At the Centre for Mediation & Dispute Resolution (CMDR), we have been compiling a list of questions most frequently posed by prospective clients.
With this article, we hope to respond to some of your concerns and provide you with the information needed to select the process best suited to managing your separation and/or divorce.
How long does mediation take?
This question ranks high on the most frequently-asked scale. It is also a most difficult question to answer, since without knowing the couple or their situation, it is truly hard to estimate time. However, based on twenty-eight years of experience, the average mediation takes seven sessions with each session being two hours long. The word “average” is, of course, of central importance. Some couples finish mediation in less than seven sessions and others take longer. The duration of the process is not necessarily measured by the complexity of the family’s estate. The key ingredient is a couple;s ability to do their homework, thereby enabling them to move through the process efficiently and effectively.
Can we prepare ahead?
The short answer is yes, but only after the couple begins mediation. At the end of each mediation session, the mediator and the couple will determine the agenda for the next meeting and their homework. Preparation is essential. Some couples take another step by discussing issues themselves outside of mediation and returning with their thoughts on settlement. To be most time efficient and cost-effective, the parties should let the mediator help them to determine what can be handled outside of mediation.
Do we have to go to court?
Yes, even for couples who are filing a non-contested divorce, the judge has to approve their petition for divorce. Yet, couples whose agreement represents a thoughtful and thorough presentation of issues ranging from property and support to custody demonstrates to the judge that they have given careful thought to their present and future needs and concerns.
Do you have a free consultation?
CMDR does offer a free one-half hour consultation for couples who want to ensure that there is a personal compatibility with the mediator and wish to learn more about the process. Other individuals prefer to have one or both parties speak to the mediator on the telephone prior to scheduling a session. We have also offered conference calls as a prelude to beginning mediation. It is important to know that at CMDR, staff is available from 9:00 a.m. to 5:00 p.m. to answer your questions and provide information.

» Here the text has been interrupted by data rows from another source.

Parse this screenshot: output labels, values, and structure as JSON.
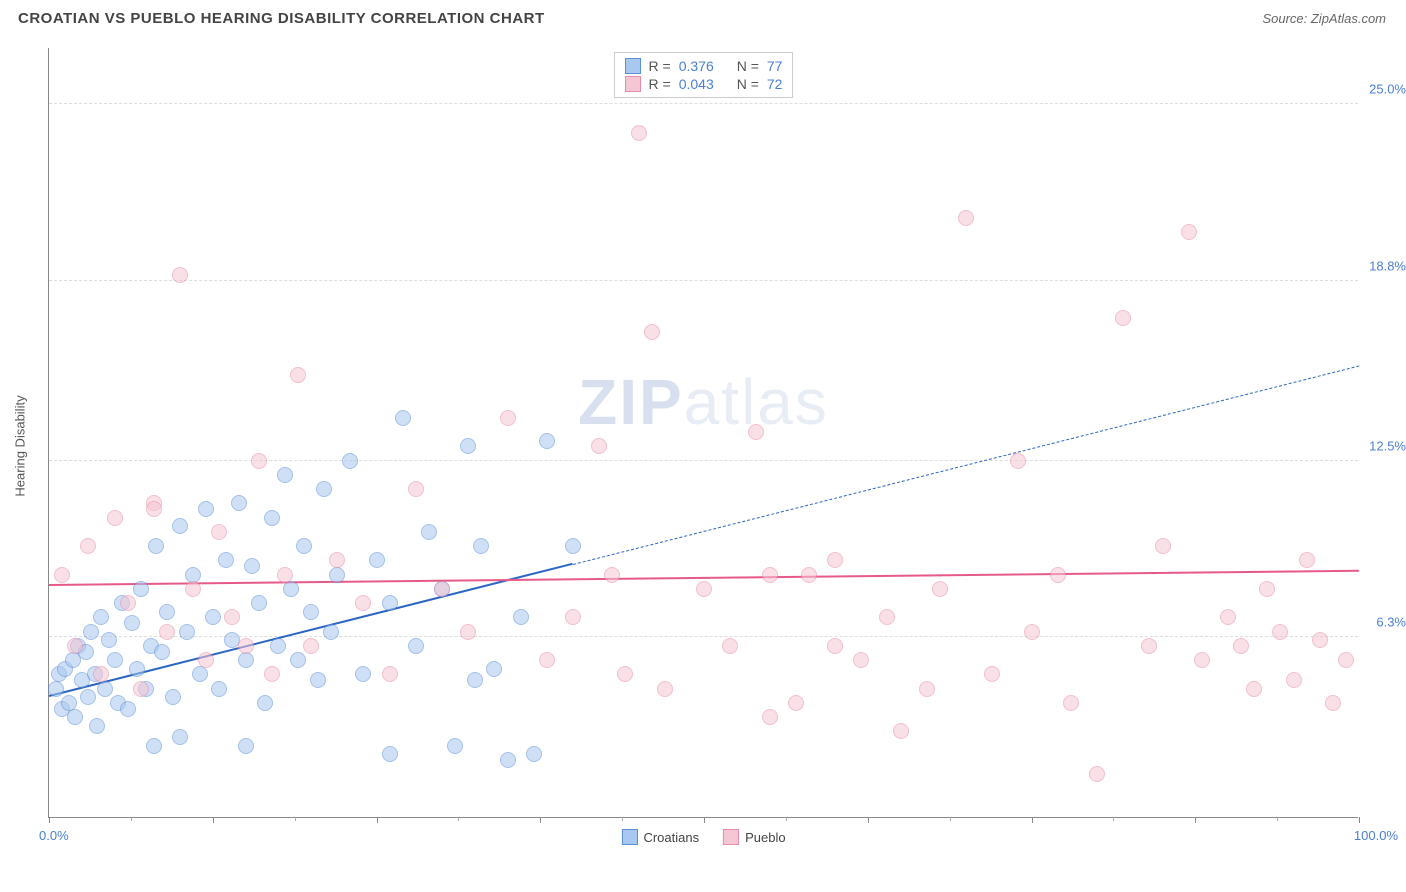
{
  "title": "CROATIAN VS PUEBLO HEARING DISABILITY CORRELATION CHART",
  "source_label": "Source: ZipAtlas.com",
  "y_axis_title": "Hearing Disability",
  "watermark_bold": "ZIP",
  "watermark_light": "atlas",
  "chart": {
    "type": "scatter",
    "xlim": [
      0,
      100
    ],
    "ylim": [
      0,
      27
    ],
    "x_label_min": "0.0%",
    "x_label_max": "100.0%",
    "y_ticks": [
      {
        "v": 6.3,
        "label": "6.3%"
      },
      {
        "v": 12.5,
        "label": "12.5%"
      },
      {
        "v": 18.8,
        "label": "18.8%"
      },
      {
        "v": 25.0,
        "label": "25.0%"
      }
    ],
    "x_major_ticks": [
      0,
      12.5,
      25,
      37.5,
      50,
      62.5,
      75,
      87.5,
      100
    ],
    "x_minor_ticks": [
      6.25,
      18.75,
      31.25,
      43.75,
      56.25,
      68.75,
      81.25,
      93.75
    ],
    "background_color": "#ffffff",
    "grid_color": "#dddddd",
    "marker_radius": 8,
    "marker_opacity": 0.55,
    "series": [
      {
        "name": "Croatians",
        "fill": "#a9c8ef",
        "stroke": "#5b8fd6",
        "r_value": "0.376",
        "n_value": "77",
        "trend": {
          "x1": 0,
          "y1": 4.2,
          "x2": 100,
          "y2": 15.8,
          "solid_until_x": 40,
          "color": "#2c66c4"
        },
        "points": [
          [
            0.5,
            4.5
          ],
          [
            0.8,
            5.0
          ],
          [
            1.0,
            3.8
          ],
          [
            1.2,
            5.2
          ],
          [
            1.5,
            4.0
          ],
          [
            1.8,
            5.5
          ],
          [
            2.0,
            3.5
          ],
          [
            2.2,
            6.0
          ],
          [
            2.5,
            4.8
          ],
          [
            2.8,
            5.8
          ],
          [
            3.0,
            4.2
          ],
          [
            3.2,
            6.5
          ],
          [
            3.5,
            5.0
          ],
          [
            3.7,
            3.2
          ],
          [
            4.0,
            7.0
          ],
          [
            4.3,
            4.5
          ],
          [
            4.6,
            6.2
          ],
          [
            5.0,
            5.5
          ],
          [
            5.3,
            4.0
          ],
          [
            5.6,
            7.5
          ],
          [
            6.0,
            3.8
          ],
          [
            6.3,
            6.8
          ],
          [
            6.7,
            5.2
          ],
          [
            7.0,
            8.0
          ],
          [
            7.4,
            4.5
          ],
          [
            7.8,
            6.0
          ],
          [
            8.2,
            9.5
          ],
          [
            8.6,
            5.8
          ],
          [
            9.0,
            7.2
          ],
          [
            9.5,
            4.2
          ],
          [
            10.0,
            10.2
          ],
          [
            10.5,
            6.5
          ],
          [
            11.0,
            8.5
          ],
          [
            11.5,
            5.0
          ],
          [
            12.0,
            10.8
          ],
          [
            12.5,
            7.0
          ],
          [
            13.0,
            4.5
          ],
          [
            13.5,
            9.0
          ],
          [
            14.0,
            6.2
          ],
          [
            14.5,
            11.0
          ],
          [
            15.0,
            5.5
          ],
          [
            15.5,
            8.8
          ],
          [
            16.0,
            7.5
          ],
          [
            16.5,
            4.0
          ],
          [
            17.0,
            10.5
          ],
          [
            17.5,
            6.0
          ],
          [
            18.0,
            12.0
          ],
          [
            18.5,
            8.0
          ],
          [
            19.0,
            5.5
          ],
          [
            19.5,
            9.5
          ],
          [
            20.0,
            7.2
          ],
          [
            20.5,
            4.8
          ],
          [
            21.0,
            11.5
          ],
          [
            21.5,
            6.5
          ],
          [
            22.0,
            8.5
          ],
          [
            23.0,
            12.5
          ],
          [
            24.0,
            5.0
          ],
          [
            25.0,
            9.0
          ],
          [
            26.0,
            7.5
          ],
          [
            27.0,
            14.0
          ],
          [
            28.0,
            6.0
          ],
          [
            29.0,
            10.0
          ],
          [
            30.0,
            8.0
          ],
          [
            31.0,
            2.5
          ],
          [
            32.0,
            13.0
          ],
          [
            33.0,
            9.5
          ],
          [
            35.0,
            2.0
          ],
          [
            36.0,
            7.0
          ],
          [
            38.0,
            13.2
          ],
          [
            40.0,
            9.5
          ],
          [
            37.0,
            2.2
          ],
          [
            15.0,
            2.5
          ],
          [
            10.0,
            2.8
          ],
          [
            8.0,
            2.5
          ],
          [
            26.0,
            2.2
          ],
          [
            32.5,
            4.8
          ],
          [
            34.0,
            5.2
          ]
        ]
      },
      {
        "name": "Pueblo",
        "fill": "#f5c6d3",
        "stroke": "#e88ca8",
        "r_value": "0.043",
        "n_value": "72",
        "trend": {
          "x1": 0,
          "y1": 8.1,
          "x2": 100,
          "y2": 8.6,
          "solid_until_x": 100,
          "color": "#e65a8a"
        },
        "points": [
          [
            1,
            8.5
          ],
          [
            2,
            6.0
          ],
          [
            3,
            9.5
          ],
          [
            4,
            5.0
          ],
          [
            5,
            10.5
          ],
          [
            6,
            7.5
          ],
          [
            7,
            4.5
          ],
          [
            8,
            11.0
          ],
          [
            9,
            6.5
          ],
          [
            10,
            19.0
          ],
          [
            11,
            8.0
          ],
          [
            12,
            5.5
          ],
          [
            13,
            10.0
          ],
          [
            14,
            7.0
          ],
          [
            15,
            6.0
          ],
          [
            16,
            12.5
          ],
          [
            17,
            5.0
          ],
          [
            18,
            8.5
          ],
          [
            19,
            15.5
          ],
          [
            20,
            6.0
          ],
          [
            22,
            9.0
          ],
          [
            24,
            7.5
          ],
          [
            26,
            5.0
          ],
          [
            28,
            11.5
          ],
          [
            30,
            8.0
          ],
          [
            32,
            6.5
          ],
          [
            35,
            14.0
          ],
          [
            38,
            5.5
          ],
          [
            40,
            7.0
          ],
          [
            42,
            13.0
          ],
          [
            43,
            8.5
          ],
          [
            44,
            5.0
          ],
          [
            45,
            24.0
          ],
          [
            46,
            17.0
          ],
          [
            47,
            4.5
          ],
          [
            50,
            8.0
          ],
          [
            52,
            6.0
          ],
          [
            54,
            13.5
          ],
          [
            55,
            3.5
          ],
          [
            57,
            4.0
          ],
          [
            58,
            8.5
          ],
          [
            60,
            9.0
          ],
          [
            62,
            5.5
          ],
          [
            64,
            7.0
          ],
          [
            65,
            3.0
          ],
          [
            67,
            4.5
          ],
          [
            68,
            8.0
          ],
          [
            70,
            21.0
          ],
          [
            72,
            5.0
          ],
          [
            74,
            12.5
          ],
          [
            75,
            6.5
          ],
          [
            77,
            8.5
          ],
          [
            78,
            4.0
          ],
          [
            80,
            1.5
          ],
          [
            82,
            17.5
          ],
          [
            84,
            6.0
          ],
          [
            85,
            9.5
          ],
          [
            87,
            20.5
          ],
          [
            88,
            5.5
          ],
          [
            90,
            7.0
          ],
          [
            91,
            6.0
          ],
          [
            92,
            4.5
          ],
          [
            93,
            8.0
          ],
          [
            94,
            6.5
          ],
          [
            95,
            4.8
          ],
          [
            96,
            9.0
          ],
          [
            97,
            6.2
          ],
          [
            98,
            4.0
          ],
          [
            99,
            5.5
          ],
          [
            8,
            10.8
          ],
          [
            55,
            8.5
          ],
          [
            60,
            6.0
          ]
        ]
      }
    ],
    "stats_labels": {
      "r": "R  =",
      "n": "N  ="
    },
    "legend_labels": [
      "Croatians",
      "Pueblo"
    ]
  }
}
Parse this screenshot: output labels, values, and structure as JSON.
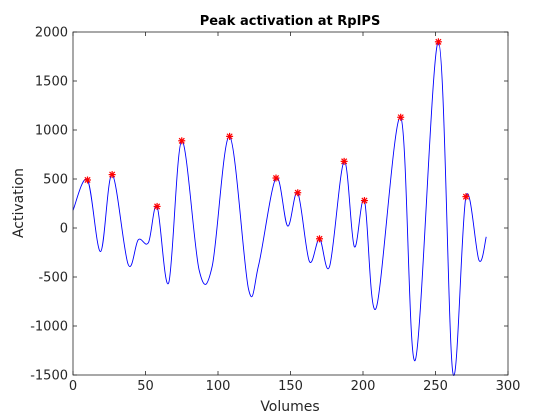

Are there individual meetings or does the couple meet together with the mediator?
Unless requested otherwise, mediation sessions begin with the couple and the mediator. At times, it is more productive to schedule individual meetings, particularly as a mechanism for breaking logjams and/or expanding the process. The mediator and the couple will work together to determine the most effective format for the process, which may always have joint meetings or a combination of joint and individual sessions.
What if my Spouse/Partner and I do not communicate well?
It is the mediator’s job to help the couple communicate. A skilled and experienced mediator is able to draw out ideas from the less communicative party and to ensure that the other party does not monopolize or control the sessions. The mediator’s job is to stimulate problem-solving through the provision of ideas, education, and the facilitation of communication. Despite assistance, the couple determines what is fair and appropriate for their family. One side benefit of mediation is for spouses to learn how to communicate better, a valuable skill for the future, particularly if the couple has children.
Do we need individual lawyers?
Many clients want to have their agreement subjected to review by an individual attorney. A “reviewing attorney” is not the same as an attorney who is primarily your advocate. The role is more circumscribed and therefore, much less costly; it does, however, provide clients with peace of mind that they have indeed gotten a fair agreement as seen through the eyes of someone thinking only of them. Other clients do not wish to have their agreement reviewed by counsel or to employ an attorney during the process.The decision to have or not to have legal counsel is an individual choice.
Will we save money by mediating?
The short answer is yes. Mediation is considerably less expensive than litigated divorces, negotiated divorces, and even collaborative lawyer divorces. Even when clients retain reviewing or consulting attorneys, the savings are substantial. At CMDR, we believe that, not only is the process less costly, but the product we offer is structured to carry you through the future without returns to court or even mediation. In the long run, we believe the cost savings in money, time, and angst are incalculable.